Nine years is a long time for a club of Arsenal's stature to wait for a trophy, but the 63 minutes Hull City led the Gunners on Saturday will have felt even longer. Arsenal were pushed all the way by the underdogs, just as they were against Wigan in the semi-final, but again they fought back to triumph. Fourth place and the FA Cup: this has been an excellent season at the Emirates.
The build-up to the game served as a painful trip down memory lane for Arsenal supporters, taking in the occasions in which they have been so close to silverware but narrowly fallen short. Now there is no reason to dwell on those past failures. At the time of writing, it is roughly five minutes since Arsenal last won a trophy and, as Arsene Wenger said at full-time, this is a pivotal moment for a team that is moving in the right direction.
To Wenger's credit, he has always focused on the future. His shortcomings have been analysed against the afterglow of his previous achievements, but his intention has always been to build for a brighter future. The problem has been the lack of tangible success in the present, but that frustration has now been largely eradicated. "I'm very happy for the players because I think it was a turning point in the lifespan of this team," said the manager in his post-match interview. "To know they can win in that way was very important."
It was not a surprise, however, not merely because Arsenal are clearly a superior side to their stubborn opponents, with their quality eventually shining through. We have seen the Gunners demonstrate their resilience on many occasions throughout the season, something that should not be forgotten amid those lunchtime capitulations. Arsenal have undoubtedly kicked on this year, spending 128 days at the top of the Premier League until injuries unfortunately, but rather predictably, curtailed their title fight.
The issues over the club's strength in depth are something Wenger must address over the summer, certainly more so than last year when Mesut Ozil's blockbuster deadline-day arrival hid the lack of reinforcements elsewhere. But now is not the time to blame the manager for those mistakes. Instead, it is appropriate to praise Wenger for a remarkable and unwavering faith in his players that has finally been repaid. "I've praised many times the spirit of this team and I'm very proud of that today," he said as the achievement began to sink in.

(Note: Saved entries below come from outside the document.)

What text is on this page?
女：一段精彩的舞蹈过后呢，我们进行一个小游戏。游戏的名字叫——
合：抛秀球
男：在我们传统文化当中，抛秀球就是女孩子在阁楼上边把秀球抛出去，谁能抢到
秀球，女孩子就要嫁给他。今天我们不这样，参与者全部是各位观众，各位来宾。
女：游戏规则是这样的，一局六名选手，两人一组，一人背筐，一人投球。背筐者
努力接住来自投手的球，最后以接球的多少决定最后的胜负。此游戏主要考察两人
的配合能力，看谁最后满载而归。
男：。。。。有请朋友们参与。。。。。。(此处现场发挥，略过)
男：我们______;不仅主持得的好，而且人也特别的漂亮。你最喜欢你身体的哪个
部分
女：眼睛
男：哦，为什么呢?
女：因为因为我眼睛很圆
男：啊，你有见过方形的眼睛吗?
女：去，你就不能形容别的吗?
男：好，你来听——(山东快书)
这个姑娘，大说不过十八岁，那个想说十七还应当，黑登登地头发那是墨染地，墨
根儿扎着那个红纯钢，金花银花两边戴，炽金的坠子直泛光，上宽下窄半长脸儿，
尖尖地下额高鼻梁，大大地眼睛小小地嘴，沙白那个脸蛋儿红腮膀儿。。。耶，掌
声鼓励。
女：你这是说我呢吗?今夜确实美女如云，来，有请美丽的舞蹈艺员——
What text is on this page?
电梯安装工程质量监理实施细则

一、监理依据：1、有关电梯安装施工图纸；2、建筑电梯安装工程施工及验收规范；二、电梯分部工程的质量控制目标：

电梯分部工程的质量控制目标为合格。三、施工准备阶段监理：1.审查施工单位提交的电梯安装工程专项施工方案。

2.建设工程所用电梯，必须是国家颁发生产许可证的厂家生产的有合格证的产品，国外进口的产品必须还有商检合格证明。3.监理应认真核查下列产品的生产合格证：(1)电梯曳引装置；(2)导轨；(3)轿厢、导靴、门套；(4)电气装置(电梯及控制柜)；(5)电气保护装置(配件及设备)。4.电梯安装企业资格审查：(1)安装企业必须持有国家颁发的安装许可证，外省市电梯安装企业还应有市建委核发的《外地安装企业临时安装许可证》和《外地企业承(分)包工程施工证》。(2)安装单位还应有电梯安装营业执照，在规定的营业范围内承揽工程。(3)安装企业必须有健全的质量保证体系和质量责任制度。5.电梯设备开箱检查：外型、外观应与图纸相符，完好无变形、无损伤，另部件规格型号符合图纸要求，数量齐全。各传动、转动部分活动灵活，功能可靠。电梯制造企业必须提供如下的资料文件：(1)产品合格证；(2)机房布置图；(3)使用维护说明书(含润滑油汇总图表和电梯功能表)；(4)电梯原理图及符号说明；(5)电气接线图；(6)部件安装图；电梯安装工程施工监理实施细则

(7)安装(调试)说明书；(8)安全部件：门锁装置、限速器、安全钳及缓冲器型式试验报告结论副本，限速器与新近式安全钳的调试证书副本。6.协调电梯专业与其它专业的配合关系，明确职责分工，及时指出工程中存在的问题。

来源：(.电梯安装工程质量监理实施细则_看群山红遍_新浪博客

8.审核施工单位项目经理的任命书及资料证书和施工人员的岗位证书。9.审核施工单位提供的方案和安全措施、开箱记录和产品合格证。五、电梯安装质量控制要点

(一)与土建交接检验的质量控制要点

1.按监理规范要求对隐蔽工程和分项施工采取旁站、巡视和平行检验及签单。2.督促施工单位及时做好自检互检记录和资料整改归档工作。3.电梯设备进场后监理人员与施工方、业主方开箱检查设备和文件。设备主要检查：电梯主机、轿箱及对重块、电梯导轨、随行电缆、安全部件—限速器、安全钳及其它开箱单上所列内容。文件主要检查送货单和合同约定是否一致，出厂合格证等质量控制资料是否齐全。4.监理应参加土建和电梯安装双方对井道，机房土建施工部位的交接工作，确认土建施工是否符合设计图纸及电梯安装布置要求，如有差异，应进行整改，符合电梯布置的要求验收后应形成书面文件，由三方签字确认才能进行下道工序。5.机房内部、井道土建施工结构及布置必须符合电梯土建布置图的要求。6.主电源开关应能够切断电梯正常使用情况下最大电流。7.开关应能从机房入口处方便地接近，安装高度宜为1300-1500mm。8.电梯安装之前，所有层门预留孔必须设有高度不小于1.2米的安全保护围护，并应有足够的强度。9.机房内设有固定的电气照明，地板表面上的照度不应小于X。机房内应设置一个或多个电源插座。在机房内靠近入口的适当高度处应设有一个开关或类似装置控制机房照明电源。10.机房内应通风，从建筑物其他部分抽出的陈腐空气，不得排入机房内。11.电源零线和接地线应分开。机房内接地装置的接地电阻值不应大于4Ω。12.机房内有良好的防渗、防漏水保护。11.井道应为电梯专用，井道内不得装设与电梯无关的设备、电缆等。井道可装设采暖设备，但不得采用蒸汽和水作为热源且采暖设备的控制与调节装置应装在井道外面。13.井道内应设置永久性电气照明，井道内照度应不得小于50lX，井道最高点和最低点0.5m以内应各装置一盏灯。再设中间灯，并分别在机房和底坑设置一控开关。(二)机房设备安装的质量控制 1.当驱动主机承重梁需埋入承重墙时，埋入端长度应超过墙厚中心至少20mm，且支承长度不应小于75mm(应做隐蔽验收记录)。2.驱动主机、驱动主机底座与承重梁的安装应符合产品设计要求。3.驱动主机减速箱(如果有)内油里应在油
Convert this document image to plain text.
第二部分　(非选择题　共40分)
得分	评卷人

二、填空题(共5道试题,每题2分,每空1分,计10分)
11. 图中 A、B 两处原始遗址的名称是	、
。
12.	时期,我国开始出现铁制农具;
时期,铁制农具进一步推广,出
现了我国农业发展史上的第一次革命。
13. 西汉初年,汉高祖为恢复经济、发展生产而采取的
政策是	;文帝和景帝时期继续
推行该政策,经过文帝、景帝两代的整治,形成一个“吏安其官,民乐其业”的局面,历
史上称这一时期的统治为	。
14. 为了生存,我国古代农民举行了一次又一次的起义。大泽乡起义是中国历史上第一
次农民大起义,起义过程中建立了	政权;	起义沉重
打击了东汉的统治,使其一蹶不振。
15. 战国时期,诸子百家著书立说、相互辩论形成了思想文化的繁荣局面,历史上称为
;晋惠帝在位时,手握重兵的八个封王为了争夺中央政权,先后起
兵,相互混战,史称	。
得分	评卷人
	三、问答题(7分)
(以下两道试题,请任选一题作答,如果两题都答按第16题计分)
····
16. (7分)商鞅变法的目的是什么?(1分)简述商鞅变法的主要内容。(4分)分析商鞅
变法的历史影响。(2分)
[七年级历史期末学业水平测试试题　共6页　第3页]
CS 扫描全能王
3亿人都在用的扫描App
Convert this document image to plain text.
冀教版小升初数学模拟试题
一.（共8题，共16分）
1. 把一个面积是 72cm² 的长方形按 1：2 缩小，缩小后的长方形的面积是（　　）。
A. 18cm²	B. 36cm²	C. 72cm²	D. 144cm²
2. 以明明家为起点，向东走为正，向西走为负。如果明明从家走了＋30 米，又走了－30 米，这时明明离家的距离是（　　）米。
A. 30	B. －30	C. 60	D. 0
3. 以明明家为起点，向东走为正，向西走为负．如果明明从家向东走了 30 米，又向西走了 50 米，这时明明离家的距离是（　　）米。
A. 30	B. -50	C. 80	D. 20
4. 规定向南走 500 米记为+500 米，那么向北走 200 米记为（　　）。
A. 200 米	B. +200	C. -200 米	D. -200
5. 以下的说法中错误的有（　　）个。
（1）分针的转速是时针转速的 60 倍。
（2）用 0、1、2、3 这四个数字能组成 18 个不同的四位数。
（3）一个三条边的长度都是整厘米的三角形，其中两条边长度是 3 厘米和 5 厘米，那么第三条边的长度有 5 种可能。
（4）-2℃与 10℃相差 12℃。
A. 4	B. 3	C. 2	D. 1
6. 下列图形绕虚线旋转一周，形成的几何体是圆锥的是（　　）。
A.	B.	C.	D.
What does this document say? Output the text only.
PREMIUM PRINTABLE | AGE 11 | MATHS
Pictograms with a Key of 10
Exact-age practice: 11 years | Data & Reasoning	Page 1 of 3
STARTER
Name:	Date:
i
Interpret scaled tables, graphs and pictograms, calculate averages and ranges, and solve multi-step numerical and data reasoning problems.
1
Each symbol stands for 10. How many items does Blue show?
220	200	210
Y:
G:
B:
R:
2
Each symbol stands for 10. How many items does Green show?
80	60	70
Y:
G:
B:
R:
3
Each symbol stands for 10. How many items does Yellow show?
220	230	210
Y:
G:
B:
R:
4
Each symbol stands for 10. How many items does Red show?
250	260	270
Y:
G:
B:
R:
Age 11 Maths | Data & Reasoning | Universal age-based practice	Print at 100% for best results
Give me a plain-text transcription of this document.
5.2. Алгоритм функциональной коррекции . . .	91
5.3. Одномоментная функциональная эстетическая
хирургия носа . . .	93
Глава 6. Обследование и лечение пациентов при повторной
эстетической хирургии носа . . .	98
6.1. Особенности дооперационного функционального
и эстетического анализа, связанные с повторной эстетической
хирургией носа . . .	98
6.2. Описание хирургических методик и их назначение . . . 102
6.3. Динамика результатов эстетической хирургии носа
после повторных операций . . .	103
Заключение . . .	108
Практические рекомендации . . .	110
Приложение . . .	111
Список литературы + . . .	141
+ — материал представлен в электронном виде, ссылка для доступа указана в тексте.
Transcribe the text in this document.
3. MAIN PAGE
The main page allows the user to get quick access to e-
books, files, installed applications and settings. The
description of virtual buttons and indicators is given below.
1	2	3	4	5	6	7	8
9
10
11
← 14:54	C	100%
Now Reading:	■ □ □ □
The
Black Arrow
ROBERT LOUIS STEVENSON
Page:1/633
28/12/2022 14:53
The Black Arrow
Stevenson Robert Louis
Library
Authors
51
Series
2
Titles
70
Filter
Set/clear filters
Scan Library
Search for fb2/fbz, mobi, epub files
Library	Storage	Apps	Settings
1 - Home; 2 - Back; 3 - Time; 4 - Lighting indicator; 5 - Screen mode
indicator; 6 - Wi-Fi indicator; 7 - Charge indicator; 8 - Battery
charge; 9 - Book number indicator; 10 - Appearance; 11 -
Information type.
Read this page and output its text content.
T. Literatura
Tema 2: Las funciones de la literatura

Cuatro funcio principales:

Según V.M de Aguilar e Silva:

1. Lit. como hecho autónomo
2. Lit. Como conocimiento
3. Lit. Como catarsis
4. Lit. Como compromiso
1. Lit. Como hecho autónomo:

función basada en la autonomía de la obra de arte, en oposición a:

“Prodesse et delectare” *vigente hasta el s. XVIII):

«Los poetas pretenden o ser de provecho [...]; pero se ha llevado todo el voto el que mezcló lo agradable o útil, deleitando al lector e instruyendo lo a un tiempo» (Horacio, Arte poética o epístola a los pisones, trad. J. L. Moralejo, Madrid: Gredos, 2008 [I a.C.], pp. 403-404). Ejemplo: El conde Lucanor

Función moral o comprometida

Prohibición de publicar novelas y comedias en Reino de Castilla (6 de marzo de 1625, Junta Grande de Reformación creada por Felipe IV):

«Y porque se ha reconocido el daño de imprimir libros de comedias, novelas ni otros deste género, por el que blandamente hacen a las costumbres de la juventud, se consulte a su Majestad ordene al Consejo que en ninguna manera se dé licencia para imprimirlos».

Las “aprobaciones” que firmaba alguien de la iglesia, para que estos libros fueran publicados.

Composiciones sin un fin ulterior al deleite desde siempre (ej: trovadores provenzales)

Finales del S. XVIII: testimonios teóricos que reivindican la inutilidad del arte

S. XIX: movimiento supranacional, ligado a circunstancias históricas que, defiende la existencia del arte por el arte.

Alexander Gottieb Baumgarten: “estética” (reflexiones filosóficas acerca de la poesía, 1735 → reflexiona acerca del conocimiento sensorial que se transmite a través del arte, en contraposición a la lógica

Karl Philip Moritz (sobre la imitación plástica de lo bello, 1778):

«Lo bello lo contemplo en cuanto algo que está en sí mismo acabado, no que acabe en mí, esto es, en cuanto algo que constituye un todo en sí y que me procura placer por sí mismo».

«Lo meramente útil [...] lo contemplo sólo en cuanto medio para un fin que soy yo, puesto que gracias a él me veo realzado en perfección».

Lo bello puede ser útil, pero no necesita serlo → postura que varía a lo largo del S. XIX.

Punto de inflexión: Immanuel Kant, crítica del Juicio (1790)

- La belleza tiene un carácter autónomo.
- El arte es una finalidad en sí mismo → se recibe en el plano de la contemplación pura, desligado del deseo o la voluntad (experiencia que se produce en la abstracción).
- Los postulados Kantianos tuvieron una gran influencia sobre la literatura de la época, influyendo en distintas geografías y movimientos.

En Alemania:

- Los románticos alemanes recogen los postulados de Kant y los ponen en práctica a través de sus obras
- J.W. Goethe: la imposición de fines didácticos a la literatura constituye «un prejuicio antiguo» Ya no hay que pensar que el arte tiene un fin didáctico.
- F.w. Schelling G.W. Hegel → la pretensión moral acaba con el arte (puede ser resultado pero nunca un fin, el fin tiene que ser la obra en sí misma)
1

Spirit was a crucial factor on a day when ability wasn't always in abundance, but it was talent that told in the end. Olivier Giroud was a frequent source of frustration in the first half, but it was his cute back-heel that assisted the winning goal. Just as his deft flicks played a part in Jack Wilshere's goal of the season against Norwich, and set up Tomas Rosicky for another superb team goal against Sunderland, Giroud's ingenuity once again made the difference.
It was fitting that Ramsey found himself driving on to Giroud's pass, but that assessment suggests an element of fortune. Perhaps it would be better to say it was expected that Ramsey, at the end of his phenomenal campaign, would be the player to surge forward one more time in search of history. If only he had remained fit for the full season, that seven-point gap to Manchester City would certainly be shorter.
Of course, Arsenal made it difficult for themselves against a Hull side who have lost only twice from winning positions in all competitions - with a 2-0 lead surrendered on both occasions - but the story would have been far less enchanting had they cruised to victory. "We wanted to make history and win the game and we made history in both ways," said Wenger. "How not to start a cup final and how to come back."
There is added satisfaction for Wenger in Arsenal remaining committed to their own style. After parking the bus to beat Manchester United in the 2005 FA Cup final, the manager revealed that he could not fully enjoy the occasion after betraying his values. Saturday's achievement was much more palatable, at the end of a run in which Everton were blitzed at the Emirates and Liverpool were made to pay for the 5-1 mauling they inflicted on the Gunners at Anfield.
"I am confident that at the end of May, we will all be happy," said Wenger in October and, despite another roller coaster campaign of ups and downs, his prescience is a fair reflection. Wenger is not the specialist in failure that the trophyless Jose Mourinho claimed in February; but neither would many argue that he still 'knows' in the manner that reassured supporters in the bleakest moments of the club's trophy drought. What he has achieved is to convince everyone that this Arsenal team is moving forward under his guidance, and his mooted new three-year contract has been ratified by a cup victory that should engender optimism.